There were 40 deaths on the recreational vehicles.

At least seven of those deaths were kids aged 16 and younger.

WV has the highest per capita deaths and injuries in the USA.

The West Virginia University's Injury Control Research Center says the ATV laws related to safety are not working.

Hundreds of individuals, many children, were taken to emergency rooms, some of them suffering from permanent injuries.

Director of the center, Jim Helmcamp says the current law needs strengthened.

"I think everyone needs to wear helmets and I think there needs to be an expanded public awareness campaign," he said.

Few WV children took the ATV safety course, required in the newest safety law. It's a 10-minute video and a short test.

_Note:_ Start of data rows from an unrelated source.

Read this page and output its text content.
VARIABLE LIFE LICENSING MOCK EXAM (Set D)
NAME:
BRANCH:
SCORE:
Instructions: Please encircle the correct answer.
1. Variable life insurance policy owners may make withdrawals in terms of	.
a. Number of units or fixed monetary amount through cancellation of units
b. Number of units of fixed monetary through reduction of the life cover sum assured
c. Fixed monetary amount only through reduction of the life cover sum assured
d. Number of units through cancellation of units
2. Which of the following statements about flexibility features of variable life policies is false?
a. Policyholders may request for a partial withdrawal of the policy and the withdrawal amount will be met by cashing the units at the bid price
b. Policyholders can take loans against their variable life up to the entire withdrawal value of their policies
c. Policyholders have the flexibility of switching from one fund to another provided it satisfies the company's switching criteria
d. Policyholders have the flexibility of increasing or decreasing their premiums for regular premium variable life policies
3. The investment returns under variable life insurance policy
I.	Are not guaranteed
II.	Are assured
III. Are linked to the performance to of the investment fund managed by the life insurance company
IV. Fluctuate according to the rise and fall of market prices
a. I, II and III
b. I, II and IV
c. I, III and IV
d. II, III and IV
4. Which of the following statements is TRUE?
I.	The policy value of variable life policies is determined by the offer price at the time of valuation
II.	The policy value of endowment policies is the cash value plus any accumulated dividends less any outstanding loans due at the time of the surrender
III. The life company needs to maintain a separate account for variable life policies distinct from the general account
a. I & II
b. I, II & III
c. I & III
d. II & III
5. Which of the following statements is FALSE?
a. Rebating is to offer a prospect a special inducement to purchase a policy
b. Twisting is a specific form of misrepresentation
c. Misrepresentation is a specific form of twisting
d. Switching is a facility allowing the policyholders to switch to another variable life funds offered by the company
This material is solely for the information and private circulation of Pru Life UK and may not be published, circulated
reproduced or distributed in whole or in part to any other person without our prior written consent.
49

The legislature expanded the roadways on which ATVs can be ridden, all secondary roads without a center line, but a rider can travel short distances on primary roads, provided they hug the berm.

They are requiring helmets for riders under 18.

Opponents of the "open riding" rules in WV contend it's foolish to mix ATVs with cars and trucks on state highways, saying they were intended for off-road recreational use.

Double-riding is frequently practiced in the state, despite the safety warning on the ATV that the units are unsafe on hard-topped roads, becoming unstable.

Helmcamp says enforcement of the law is difficult.

"The DMV-required program just isn't reaching the kids it should reach and, typically, they're offered during the day so mom and dad or grandma and grandpa have to take off work and go to the DMV with the child," he said.

He says ATV safety should become part of the school curriculum, just like other health issues.

The State Department of Education has been reluctant to insert it in the all-ready overloaded schedule.